Great. Thanks. And then Mark, I know you mentioned in your prepared remarks The time that it's been taking to sign leases have increased. Should we take this as maybe the new normal for signing leases going forward? Or was there something specific about these leases this year Getting signed in terms of being elongated that kind of put was a drag on occupancy.

Speaker 1

Yes, I don't know. It's a good question. And for that, you got to kind of have an economic forecast for what next year will be like. I think the decision, the timeline It's less about uncertainty and more at the moment about having more choice. So people are Just more so than in past, they're exploring all their choices because they have more choices.

Speaker 1

And there's no sense in my mind that the people who are out there that are serious, that are in the inventory of tenants that we would say Our real tenants that will be signing leases, whether it's this year or next year, will cross the finish line and sign leases at Plus or minus the amounts they're looking at, I think they just have more opportunities and they're taking more time to vet those opportunities Before they narrow in on the one they want. And so what might have been a It might have been a 6 month exercise, might be 8 or 9 months now, something like that.
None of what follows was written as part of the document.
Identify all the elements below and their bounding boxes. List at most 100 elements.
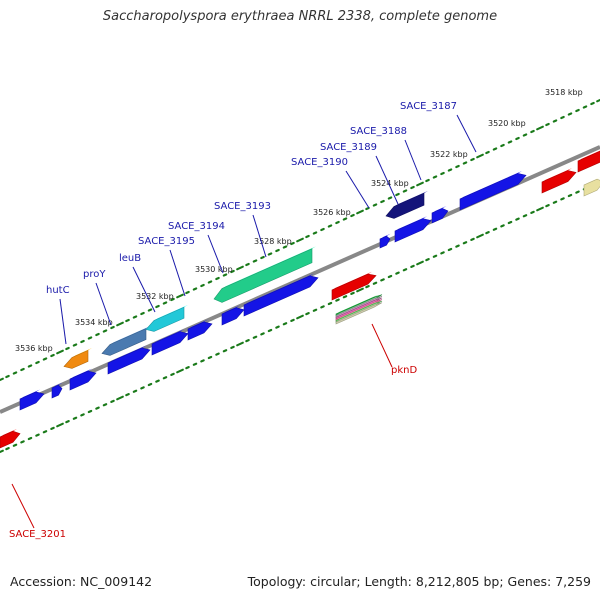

But I don't think I think As the better space becomes more fully leased and it will, because we're seeing that already, And a lot of the vacant overhang pre pandemic in terms of planned development is leased, Then I think the options become fewer and then the time line comes in again.

Operator

Thank you. I would now like to turn the conference back over to Mark Holliday for closing remarks.

Speaker 1

Okay. Only closing remark I have for today is special day for us coming up in December. I think it's December December 4, 9 am.

Speaker 4

9 am here at 1 Vanderbilt, in person with invitation only, but the entire presentation It will be webcast and available via our website.

Speaker 1

And safe to say, we are busy at work preparing a lot of Good information and strategic visioning for that session to make it meaningful for people. So hope everyone has a chance To call in or accept invites and come and we look forward to it every year. And

Operator

This concludes today's conference call. Thank you for participating. You may now disconnect.